Apologies for the clickbait-y title of the post I’m going to link but I found it really useful in learning more about how to curate your dimension reduction parameters and algorithm selection. I particularly found it useful as I was interrogating what I thought were a same number of components to reduce to.
Awesome, I’ll have a more detailed read through this.
Don’t know if this is useful across the board, but this chart:
Reminded me of
fluid.bufnndsvd~, so I wonder if there is (or will be) a way to know how many dimensions are “sufficient” with any given dataset.
I naively take 10% of my points as my lower limit and work upwards if its garbage. Today I’ve had great success going from 273 values to 1 though. The one dimension that all the samples sits on is muddy, but 0.1 versus 0.9 are two distinct points which is quite interesting.
What are you using to assess this?
Like matching, or looking at some kind of 2d representation, or some kind of difference-ness metric?
this could be good to talk about later today indeed.
How good whatever happens afterwards is
For clustering it works quite well, but who knows for other applications not yet imagined or implemented.
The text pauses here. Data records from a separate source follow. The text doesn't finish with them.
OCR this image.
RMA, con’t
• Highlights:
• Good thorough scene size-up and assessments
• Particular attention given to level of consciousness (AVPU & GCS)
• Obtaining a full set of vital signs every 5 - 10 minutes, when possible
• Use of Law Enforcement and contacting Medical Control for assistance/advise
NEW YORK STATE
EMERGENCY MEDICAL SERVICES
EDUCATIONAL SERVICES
Yes please I remember hearing about some rules of thumbs for DR that are dependent on how many vectors you have and how many samples per vector you’ve got too.
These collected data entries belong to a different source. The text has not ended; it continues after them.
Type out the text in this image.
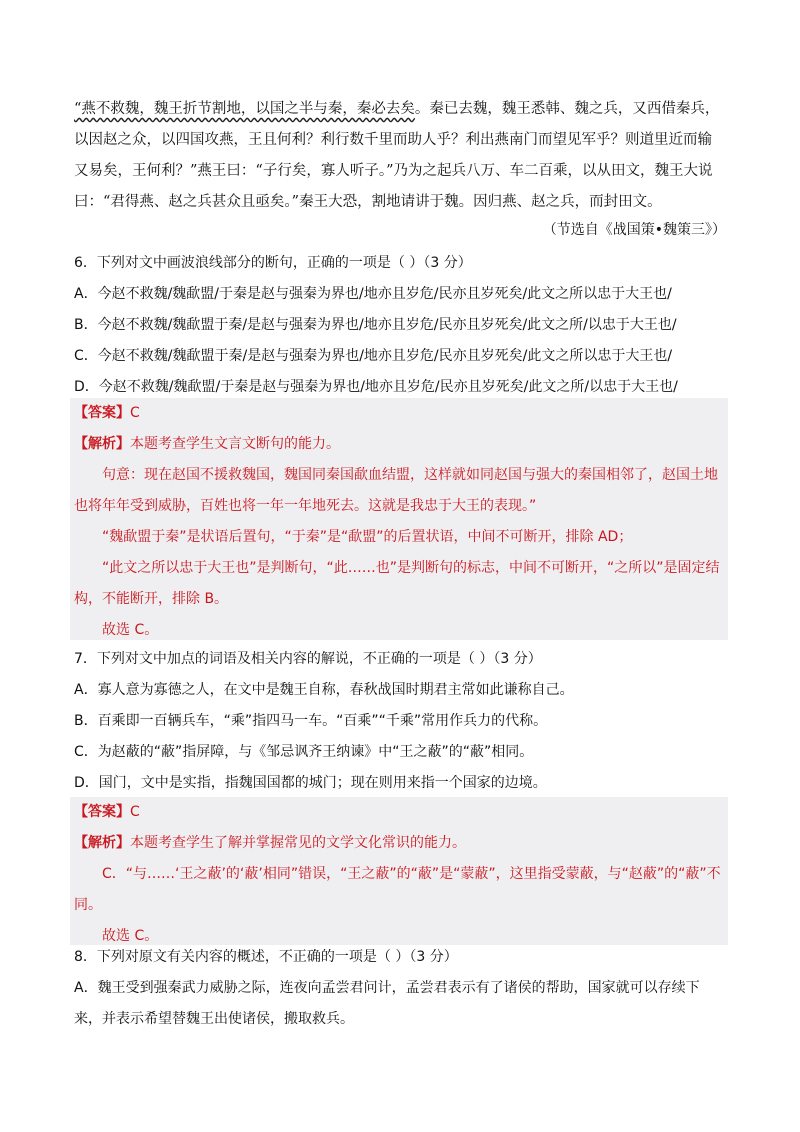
“燕不救魏，魏王折节割地，以国之半与秦，秦必去矣。秦已去魏，魏王悉韩、魏之兵，又西借秦兵，以因赵之众，以四国攻燕，王且何利？利行数千里而助人乎？利出燕南门而望见军乎？则道里近而输又易矣，王何利？”燕王曰：“子行矣，寡人听子。”乃为之起兵八万、车二百乘，以从田文，魏王大说曰：“君得燕、赵之兵甚众且亟矣。”秦王大恐，割地请讲于魏。因归燕、赵之兵，而封田文。

（节选自《战国策•魏策三》）
6．下列对文中画波浪线部分的断句，正确的一项是（ ）（3 分）
A．今赵不救魏/魏歃盟/于秦是赵与强秦为界也/地亦且岁危/民亦且岁死矣/此文之所以忠于大王也/
B．今赵不救魏/魏歃盟于秦/是赵与强秦为界也/地亦且岁危/民亦且岁死矣/此文之所/以忠于大王也/
C．今赵不救魏/魏歃盟于秦/是赵与强秦为界也/地亦且岁危/民亦且岁死矣/此文之所以忠于大王也/
D．今赵不救魏/魏歃盟/于秦是赵与强秦为界也/地亦且岁危/民亦且岁死矣/此文之所/以忠于大王也/
【答案】C
【解析】本题考查学生文言文断句的能力。
句意：现在赵国不援救魏国，魏国同秦国歃血结盟，这样就如同赵国与强大的秦国相邻了，赵国土地也将年年受到威胁，百姓也将一年一年地死去。这就是我忠于大王的表现。”
“魏歃盟于秦”是状语后置句，“于秦”是“歃盟”的后置状语，中间不可断开，排除 AD；
“此文之所以忠于大王也”是判断句，“此……也”是判断句的标志，中间不可断开，“之所以”是固定结构，不能断开，排除 B。
故选 C。
7．下列对文中加点的词语及相关内容的解说，不正确的一项是（ ）（3 分）
A．寡人意为寡德之人，在文中是魏王自称，春秋战国时期君主常如此谦称自己。
B．百乘即一百辆兵车，“乘”指四马一车。“百乘”“千乘”常用作兵力的代称。
C．为赵蔽的“蔽”指屏障，与《邹忌讽齐王纳谏》中“王之蔽”的“蔽”相同。
D．国门，文中是实指，指魏国国都的城门；现在则用来指一个国家的边境。
【答案】C
【解析】本题考查学生了解并掌握常见的文学文化常识的能力。
C．“与……‘王之蔽’的‘蔽’相同”错误，“王之蔽”的“蔽”是“蒙蔽”，这里指受蒙蔽，与“赵蔽”的“蔽”不同。
故选 C。
8．下列对原文有关内容的概述，不正确的一项是（ ）（3 分）
A．魏王受到强秦武力威胁之际，连夜向孟尝君问计，孟尝君表示有了诸侯的帮助，国家就可以存续下来，并表示希望替魏王出使诸侯，搬取救兵。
But by this, do you mean “listening” or whatever? Like a subjective measure of effectiveness, or is it getting x amount of clusters, or something numerical/“concrete” like that.
I’ve been wondering about this too, to see if/how DR stuff works on time series of events (based on all the recent AudioGuide discussions). Like, if instead of putting a statistical summary into a
fluid.dataset~ and then reducing that down to x amount of dimension, putting every frame of the analysis into a
fluid.dataset~, and seeing if it can/does somehow summarize change-over-time-ness, as a way of getting better morphological matches (in a kdtree context).
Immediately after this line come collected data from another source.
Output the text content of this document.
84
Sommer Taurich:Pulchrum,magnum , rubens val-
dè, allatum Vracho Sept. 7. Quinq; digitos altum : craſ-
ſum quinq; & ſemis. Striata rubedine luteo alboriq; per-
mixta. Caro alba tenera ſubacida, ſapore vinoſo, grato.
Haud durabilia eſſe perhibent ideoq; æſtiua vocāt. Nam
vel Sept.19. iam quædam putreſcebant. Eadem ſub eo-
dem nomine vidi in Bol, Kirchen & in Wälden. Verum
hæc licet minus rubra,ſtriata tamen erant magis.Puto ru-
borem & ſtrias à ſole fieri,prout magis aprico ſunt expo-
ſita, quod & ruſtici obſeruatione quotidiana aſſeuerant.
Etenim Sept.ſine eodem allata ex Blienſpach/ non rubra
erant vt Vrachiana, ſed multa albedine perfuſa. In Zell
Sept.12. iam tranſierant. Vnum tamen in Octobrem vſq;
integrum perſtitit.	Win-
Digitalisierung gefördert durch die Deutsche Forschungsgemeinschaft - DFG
I had a suspicion that that’s where the wisdom came from If only I could remember the details of the advice.
This Simple Trick is Driving Statisticians in Valparaiso, In Crazy (BIG PAYDAY!!!)
I audition the queries in Max using a dict object to load my outputs. I generally loop the samples and just iterate over the clusters to see homogenous they are.
Have people compared using PCA, LDA and ICA ? In my data world experience they do provide different results which is expected since they’re maximizing different things.
I’d be curious to see how this translates to audio but not sure if anything else is implemented in flucoma or max besides pca.
There is multidimensional scaling also in the
and there is a cool paper we published here where we discuss the various affordances of such differences in interface building
Going to start my experiments with this stuff soon, as I’m going to do some MFCC testing, and the dimensions required balloon up really fast.
I’ll read through the paper, and do some playing, but I’m curious/wondering how to retain a perceptually meaningful set of dimensions at the end? Like, loudness (and its related statistics) are probably more significant than a single MFCC band, but if I understand things correctly, they would both have the same amount of “weight” in any dimensionality reduction context.
what I plan to do when I have time to actually use the tools is to take the APT patch and to make a 1D redux of MFCC1-13 (12 to 1) and scale that into the same range (0-110) than my tolerance in dB and midifloats… but feel free to go there and share. I just noticed that this is in the wrong part of the forum so sorry @bafonso there are tools still not public… in early 2021, and if you want maybe a bit earlier when we get to beta of what is currently alpha…
I’d be happy to test/play with beta or alpha versions of things to come and give you feedback
ok I’ll put you on the list for the beta. Thanks!